Hey there retard (riazlongi)
If i'm not mistaken the "convicts' that were cruizing the open oceans with colombus were anything but. Most of them were traders and business types with family looking for ......gee I don't know the f*ckin West Idies maybe? hence we called the tonto's that we found (india)ns. I believe you're thinking of Australia when talking of brigands and cutthroats(it was a British penal colony after all) and while it's no doubt that a few bad apples may have made the journey here the founding fathers weren't running from the law but from mediocrity (nothing ventured nothing gained). We were founded under the principles that no man should suffer oppression(read bullying) from the royal crown and that we were a freen and soveriegn people.
Now these various mafias that emerged weren't contained to our shores. There is ample evidence and outright proof that mafias exist in all countries in all continents around the world(including antartica ask the penguins..... bastard killer whales) and these mafias did not originate here but were expanded from these "host" nations to our blessed shores.
We also recognize our faults and the hipocracy of the way "we" treated the native americans and the slaves while claiming equality for all men. We made some reparations to those groups for the crimes commited against them, maybe more are due but that is not for me to decide. For you to say that the "lot of the African Americans has not changed" is but further evidence that you are nothing more then an Emu with your heard burried in the sand and an IGNORANT unread Emu at that. The African and Native American communities would take great offense to your notion that they're nothing more than rock'em sock'em dolls for the "white man". The last time I read the news paper it wasn't Americans blowing up trains(Spain march 04) and killing school kids(Russia 04) to make known some grievances. We are a family here, and like family we can get into a bit of a fight with each other. But in the end we kiss and make up. Now it's when someone outside the family comes and tries to start some shit that our true love for one another shows. (quit startin shit, dick)

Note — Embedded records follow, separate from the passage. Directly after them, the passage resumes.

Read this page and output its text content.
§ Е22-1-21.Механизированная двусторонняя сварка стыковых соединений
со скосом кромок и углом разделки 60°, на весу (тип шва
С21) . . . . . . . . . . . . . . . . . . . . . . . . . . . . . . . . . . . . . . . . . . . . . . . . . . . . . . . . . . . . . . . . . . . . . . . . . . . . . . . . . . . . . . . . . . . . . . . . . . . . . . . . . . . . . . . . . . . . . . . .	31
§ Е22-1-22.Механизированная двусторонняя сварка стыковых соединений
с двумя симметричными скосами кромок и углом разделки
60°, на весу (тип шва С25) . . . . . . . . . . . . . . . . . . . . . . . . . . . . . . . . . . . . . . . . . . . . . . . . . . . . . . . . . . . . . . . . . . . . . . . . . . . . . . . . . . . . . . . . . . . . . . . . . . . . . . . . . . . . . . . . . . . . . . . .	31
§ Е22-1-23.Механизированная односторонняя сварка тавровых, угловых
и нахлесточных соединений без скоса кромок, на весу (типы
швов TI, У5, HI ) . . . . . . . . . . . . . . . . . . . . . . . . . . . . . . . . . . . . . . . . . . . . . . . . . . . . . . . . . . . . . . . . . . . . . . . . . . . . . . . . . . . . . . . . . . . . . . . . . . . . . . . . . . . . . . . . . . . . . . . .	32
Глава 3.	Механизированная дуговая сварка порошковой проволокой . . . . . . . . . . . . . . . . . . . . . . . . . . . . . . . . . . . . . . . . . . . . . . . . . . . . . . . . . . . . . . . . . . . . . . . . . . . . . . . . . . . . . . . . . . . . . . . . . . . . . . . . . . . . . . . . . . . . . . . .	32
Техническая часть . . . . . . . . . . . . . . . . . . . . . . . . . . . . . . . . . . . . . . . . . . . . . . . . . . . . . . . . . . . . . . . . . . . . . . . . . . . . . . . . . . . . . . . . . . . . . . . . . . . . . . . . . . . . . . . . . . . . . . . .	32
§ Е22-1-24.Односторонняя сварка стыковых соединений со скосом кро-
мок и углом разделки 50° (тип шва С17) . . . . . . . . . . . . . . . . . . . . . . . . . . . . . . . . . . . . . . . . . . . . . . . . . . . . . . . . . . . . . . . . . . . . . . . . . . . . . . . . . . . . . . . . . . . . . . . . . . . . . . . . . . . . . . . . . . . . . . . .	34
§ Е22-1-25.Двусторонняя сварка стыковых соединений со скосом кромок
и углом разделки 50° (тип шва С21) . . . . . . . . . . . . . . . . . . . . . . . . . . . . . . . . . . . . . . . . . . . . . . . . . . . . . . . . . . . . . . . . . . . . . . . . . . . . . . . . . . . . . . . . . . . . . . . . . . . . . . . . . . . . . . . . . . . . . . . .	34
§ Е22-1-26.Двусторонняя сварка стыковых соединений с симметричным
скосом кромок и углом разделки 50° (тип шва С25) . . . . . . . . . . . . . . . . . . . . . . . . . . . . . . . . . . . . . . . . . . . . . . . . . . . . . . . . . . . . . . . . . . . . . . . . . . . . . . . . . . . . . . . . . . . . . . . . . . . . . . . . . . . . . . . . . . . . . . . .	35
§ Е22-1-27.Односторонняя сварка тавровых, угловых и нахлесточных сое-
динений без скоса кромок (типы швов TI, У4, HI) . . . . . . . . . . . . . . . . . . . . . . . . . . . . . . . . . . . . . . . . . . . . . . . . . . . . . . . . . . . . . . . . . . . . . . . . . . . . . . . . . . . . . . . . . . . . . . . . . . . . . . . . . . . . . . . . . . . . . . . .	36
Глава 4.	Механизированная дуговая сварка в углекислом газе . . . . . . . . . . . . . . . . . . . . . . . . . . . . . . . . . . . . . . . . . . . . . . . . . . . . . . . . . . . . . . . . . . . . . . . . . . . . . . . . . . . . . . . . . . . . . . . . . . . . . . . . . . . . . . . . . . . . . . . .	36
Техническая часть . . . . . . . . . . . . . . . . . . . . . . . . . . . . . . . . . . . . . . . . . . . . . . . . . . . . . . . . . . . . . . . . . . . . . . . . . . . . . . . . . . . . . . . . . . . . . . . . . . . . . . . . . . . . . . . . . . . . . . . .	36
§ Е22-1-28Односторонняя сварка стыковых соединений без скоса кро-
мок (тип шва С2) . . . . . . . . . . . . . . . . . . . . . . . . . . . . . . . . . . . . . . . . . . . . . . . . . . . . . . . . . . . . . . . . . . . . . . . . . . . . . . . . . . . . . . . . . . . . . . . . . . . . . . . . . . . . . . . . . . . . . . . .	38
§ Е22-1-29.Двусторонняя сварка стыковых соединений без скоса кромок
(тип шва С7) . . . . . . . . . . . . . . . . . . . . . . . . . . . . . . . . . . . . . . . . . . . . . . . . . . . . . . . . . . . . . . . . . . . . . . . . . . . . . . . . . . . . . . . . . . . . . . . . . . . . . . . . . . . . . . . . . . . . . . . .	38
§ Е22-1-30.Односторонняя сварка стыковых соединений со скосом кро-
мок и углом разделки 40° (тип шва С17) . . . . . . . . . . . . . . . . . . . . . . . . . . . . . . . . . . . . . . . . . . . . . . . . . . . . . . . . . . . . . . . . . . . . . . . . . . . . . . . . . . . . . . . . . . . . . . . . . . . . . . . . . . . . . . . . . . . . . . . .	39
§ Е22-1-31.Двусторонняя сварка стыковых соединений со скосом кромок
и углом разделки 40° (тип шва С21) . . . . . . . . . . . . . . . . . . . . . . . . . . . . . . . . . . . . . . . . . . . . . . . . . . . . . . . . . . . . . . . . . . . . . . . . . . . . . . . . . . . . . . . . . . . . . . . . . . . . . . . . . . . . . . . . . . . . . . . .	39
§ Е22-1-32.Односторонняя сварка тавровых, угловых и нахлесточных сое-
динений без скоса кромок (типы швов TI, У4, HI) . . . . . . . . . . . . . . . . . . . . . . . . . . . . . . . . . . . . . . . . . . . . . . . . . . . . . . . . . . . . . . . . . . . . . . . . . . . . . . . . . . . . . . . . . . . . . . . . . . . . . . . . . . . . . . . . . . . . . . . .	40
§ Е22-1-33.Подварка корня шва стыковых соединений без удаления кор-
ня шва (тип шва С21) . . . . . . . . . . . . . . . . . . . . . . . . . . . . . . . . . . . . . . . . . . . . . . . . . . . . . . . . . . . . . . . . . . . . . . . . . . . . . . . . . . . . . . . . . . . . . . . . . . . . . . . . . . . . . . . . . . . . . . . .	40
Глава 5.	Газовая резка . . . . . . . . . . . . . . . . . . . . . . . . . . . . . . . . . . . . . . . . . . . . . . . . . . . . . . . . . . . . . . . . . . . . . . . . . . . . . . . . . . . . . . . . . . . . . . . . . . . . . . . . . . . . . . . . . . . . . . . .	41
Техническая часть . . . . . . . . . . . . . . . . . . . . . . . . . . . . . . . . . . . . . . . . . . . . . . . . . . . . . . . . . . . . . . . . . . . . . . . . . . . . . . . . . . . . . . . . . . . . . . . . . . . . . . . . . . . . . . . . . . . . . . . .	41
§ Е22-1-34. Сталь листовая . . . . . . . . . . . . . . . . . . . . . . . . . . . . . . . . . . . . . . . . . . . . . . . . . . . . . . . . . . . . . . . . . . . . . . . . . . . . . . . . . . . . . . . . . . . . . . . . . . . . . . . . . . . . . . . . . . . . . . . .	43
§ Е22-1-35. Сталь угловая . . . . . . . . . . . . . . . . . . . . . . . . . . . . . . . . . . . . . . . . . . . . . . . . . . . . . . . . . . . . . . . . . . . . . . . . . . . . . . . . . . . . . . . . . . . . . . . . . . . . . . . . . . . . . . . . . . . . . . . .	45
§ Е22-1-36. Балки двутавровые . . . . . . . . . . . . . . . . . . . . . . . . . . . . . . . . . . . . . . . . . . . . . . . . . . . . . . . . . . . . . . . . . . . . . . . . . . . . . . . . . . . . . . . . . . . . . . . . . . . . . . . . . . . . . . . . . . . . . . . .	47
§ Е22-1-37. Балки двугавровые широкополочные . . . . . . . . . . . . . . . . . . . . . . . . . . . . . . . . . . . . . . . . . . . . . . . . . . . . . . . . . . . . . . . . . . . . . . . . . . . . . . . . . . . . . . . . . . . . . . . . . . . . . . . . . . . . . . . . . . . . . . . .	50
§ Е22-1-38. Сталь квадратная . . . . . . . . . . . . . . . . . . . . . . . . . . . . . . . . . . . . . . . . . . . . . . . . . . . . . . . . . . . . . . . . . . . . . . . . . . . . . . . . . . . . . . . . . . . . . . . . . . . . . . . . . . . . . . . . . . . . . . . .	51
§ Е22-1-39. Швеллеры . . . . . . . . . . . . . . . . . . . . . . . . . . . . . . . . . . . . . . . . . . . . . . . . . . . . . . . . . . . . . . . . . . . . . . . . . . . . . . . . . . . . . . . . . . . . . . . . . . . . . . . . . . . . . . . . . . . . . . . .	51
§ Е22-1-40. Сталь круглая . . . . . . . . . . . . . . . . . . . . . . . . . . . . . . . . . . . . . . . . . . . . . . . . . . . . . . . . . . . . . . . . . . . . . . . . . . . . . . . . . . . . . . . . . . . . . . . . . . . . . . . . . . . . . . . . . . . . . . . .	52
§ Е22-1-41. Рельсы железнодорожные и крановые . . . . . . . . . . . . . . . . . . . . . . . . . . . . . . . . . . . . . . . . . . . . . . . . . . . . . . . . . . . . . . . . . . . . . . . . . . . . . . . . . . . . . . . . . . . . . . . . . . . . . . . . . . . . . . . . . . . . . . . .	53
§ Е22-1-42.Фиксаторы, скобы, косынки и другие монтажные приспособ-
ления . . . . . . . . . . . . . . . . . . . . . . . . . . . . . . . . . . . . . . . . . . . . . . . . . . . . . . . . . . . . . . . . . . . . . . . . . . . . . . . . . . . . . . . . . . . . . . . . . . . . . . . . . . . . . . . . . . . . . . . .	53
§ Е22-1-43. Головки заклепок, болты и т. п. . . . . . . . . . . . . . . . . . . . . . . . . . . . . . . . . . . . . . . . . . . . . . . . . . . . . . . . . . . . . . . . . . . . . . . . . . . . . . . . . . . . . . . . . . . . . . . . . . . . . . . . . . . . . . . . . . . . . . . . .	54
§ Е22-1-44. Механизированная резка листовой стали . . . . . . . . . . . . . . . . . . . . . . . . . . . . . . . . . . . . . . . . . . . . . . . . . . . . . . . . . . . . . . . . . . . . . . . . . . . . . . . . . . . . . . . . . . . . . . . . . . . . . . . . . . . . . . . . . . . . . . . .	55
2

One thing that America has always been at the forefront of is recognizing and rectifying our own mistakes. We take pride in leading the world in the right direction and we've been pretty damn good at it. Again we've made mistakes and we readily admit to them when recognized but the last thing that should be uttered from your "I hate America" lips is our faults. We're one of the newest kids to arrive on the block and for all the attrocities commited around the world by all the different nations for any of them to criticize us seems like petty jealousy and nitpicky bullshit meant to take the shine off your own indescretions. oh and for us to be filled by bullies we sure do have an awful lot of people trying their damndest to get here to make a better life for them and there's. By the way I'm native so dont get all uppity about my use of tonto and I didn't mean to offend any mentally or physically handicapped people by lumping them in with this jackass. Please forgive me I was wrong...... heh heh i proved my point just now.
I'm no bully but......... I'll kick your ass
Reply #25 Top
Personally, I think that bullies should be charged with assault and battery. If the school officials are too brainless and wimpy to handle the problem, take it out of their hands.

Last I checked, hitting another person isn't just an infraction of school policy, it's a felony.